I suppose that radians (based on pi) are a sort of number system, but only for the measurement of angles. Still, pretty amazing, to make pi work like that. Sadly, I've only lately discovered the beauty of radians and steradians.
0 Replies
 
Deckard
 
  1  
Reply Thu 15 Apr, 2010 03:11 am
@Reconstructo,
Reconstructo;149338 wrote:
To me that is the meeting of the discrete and the continuous. This ties into the number mysticism of the Kabbalah, which influenced Cantor to name his new transfinite numbers with an aleph symbol, and yet Cantor's math was the real thing, despite its mystical influences.

We are both of us eventually going to have to read Badiou...after we better understand Cantor...
Reconstructo;149338 wrote:

Spengler writes all kinds of stuff on this. He sees us Faustians as essentially in love with the infinite, and therefore we build cathedrals, calculus, impressionist paintings, polyphonic music, etc.

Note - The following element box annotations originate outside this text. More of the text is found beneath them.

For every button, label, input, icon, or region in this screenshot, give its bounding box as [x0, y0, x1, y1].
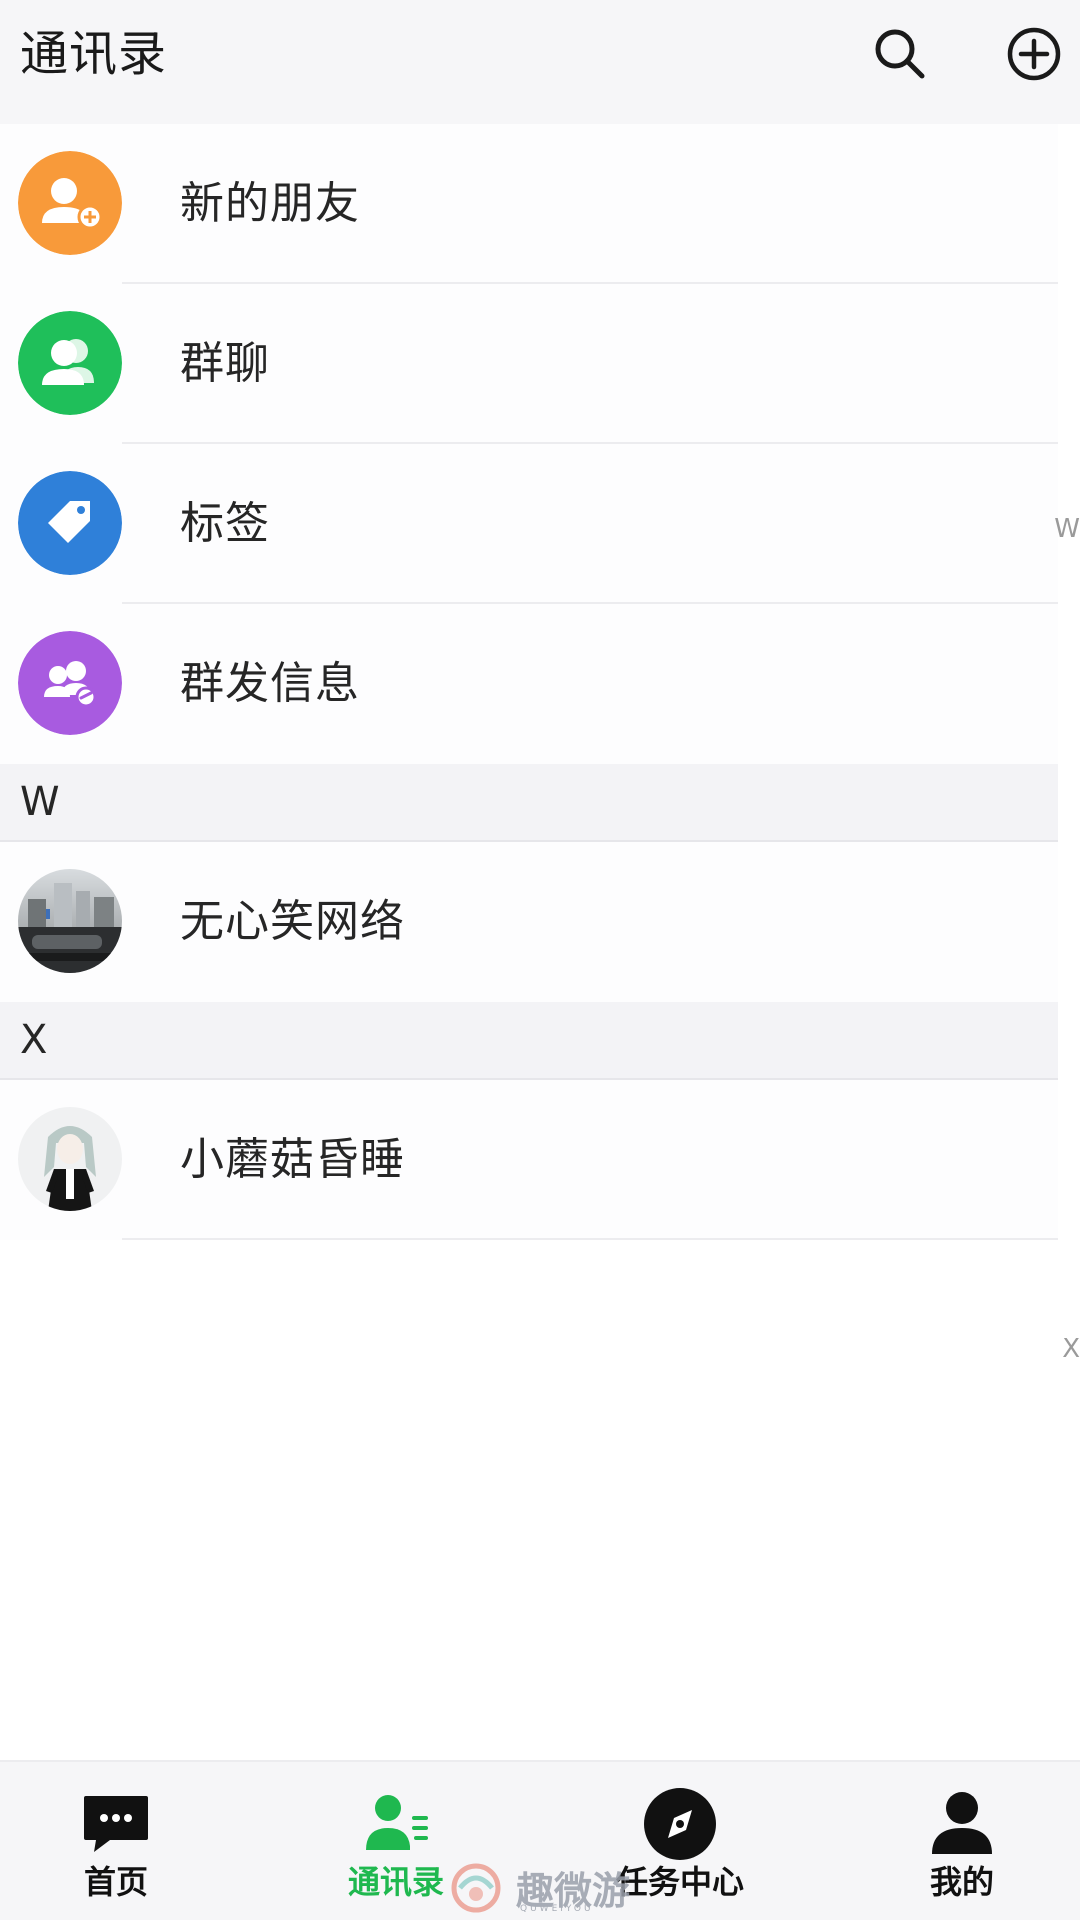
section-header-x: X: [0, 1002, 1058, 1080]
broadcast-icon: [18, 631, 122, 735]
add-friend-icon: [18, 151, 122, 255]
tab-home[interactable]: 首页: [16, 1762, 216, 1922]
plus-circle-icon[interactable]: [1004, 24, 1064, 84]
function-label: 新的朋友: [180, 178, 360, 229]
user-icon: [922, 1784, 1002, 1864]
section-letter: W: [20, 779, 60, 825]
tag-icon: [18, 471, 122, 575]
contact-name: 无心笑网络: [180, 896, 405, 947]
section-letter: X: [20, 1017, 48, 1063]
index-letter-x[interactable]: X: [1062, 1334, 1080, 1364]
chat-bubble-icon: [76, 1784, 156, 1864]
contact-row[interactable]: 无心笑网络: [0, 842, 1058, 1002]
group-chats-row[interactable]: 群聊: [0, 284, 1058, 444]
broadcast-row[interactable]: 群发信息: [0, 604, 1058, 764]
function-label: 标签: [180, 498, 270, 549]
tab-label: 我的: [929, 1863, 994, 1901]
anime-avatar: [18, 1107, 122, 1211]
section-header-w: W: [0, 764, 1058, 842]
watermark-subtext: QUWEIYOU: [520, 1904, 594, 1914]
new-friends-row[interactable]: 新的朋友: [0, 124, 1058, 284]
group-chat-icon: [18, 311, 122, 415]
contact-list: 新的朋友 群聊 标签 群发信息 W 无心笑网络 X 小蘑菇昏睡: [0, 124, 1058, 1240]
tab-label: 首页: [83, 1863, 148, 1901]
tab-me[interactable]: 我的: [862, 1762, 1062, 1922]
function-label: 群发信息: [180, 658, 360, 709]
photo-avatar: [18, 869, 122, 973]
contacts-icon: [356, 1784, 436, 1864]
contact-row[interactable]: 小蘑菇昏睡: [0, 1080, 1058, 1240]
watermark-logo-icon: [451, 1863, 501, 1913]
contact-name: 小蘑菇昏睡: [180, 1134, 405, 1185]
index-letter-w[interactable]: W: [1054, 514, 1080, 544]
search-icon[interactable]: [870, 24, 930, 84]
watermark: 趣微游 QUWEIYOU: [448, 1860, 638, 1916]
function-label: 群聊: [180, 338, 270, 389]
compass-icon: [640, 1784, 720, 1864]
page-title: 通讯录: [20, 26, 168, 82]
divider: [122, 1238, 1058, 1240]
tags-row[interactable]: 标签: [0, 444, 1058, 604]
top-bar: 通讯录: [0, 0, 1080, 124]
contacts-screen: 通讯录 新的朋友 群聊 标签 群发信息 W 无心笑网络 X 小蘑菇昏睡 W X …: [0, 0, 1080, 1920]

e.g. the Parthenon and the Leon Cathedral. It is such an excellent contrast. So rich! So full of meaning. A building is worth a million words.
TuringEquivalent
 
  1  
Reply Thu 15 Apr, 2010 06:54 am
@Reconstructo,
Reconstructo;148426 wrote:
It occurs to me lately that the number one is the center of all positive numbers. The smallest number is 1/infinity and the largest number is infinity/1. This puts "1" smack in the middle. Of course that's an oversimplification, but perhaps you get my point.

If we multiply any number by any number less than one, we are essentially dividing it. And if we divide by a number less than one, we are multiplying or increasing the first number. So 1 functions for multiplication/division in the same way that zero functions for addition and subtraction.

-1 is the center of all negative numbers. Zero is the number that is neither positive or negative, and the exact meeting point of the these inverse/mirror twins, the negatives and positives.

The smallest negative number is -1/infinity, and the smallest positive number is 1/infinity. How close are these two numbers? They both tend toward zero. Their only real difference is their signs, the badge of which dimension they hail from.

This sort of thing amuses me. I hope it amuses someone else.


I guess something so simple as a 1 is amusing to many people. I guess some people are happy about everything.
Deckard
 
  1  
Reply Thu 15 Apr, 2010 08:49 pm
@TuringEquivalent,
TuringEquivalent;152223 wrote:
I guess something so simple as a 1 is amusing to many people. I guess some people are happy about everything.

Some intellects are more playful than others.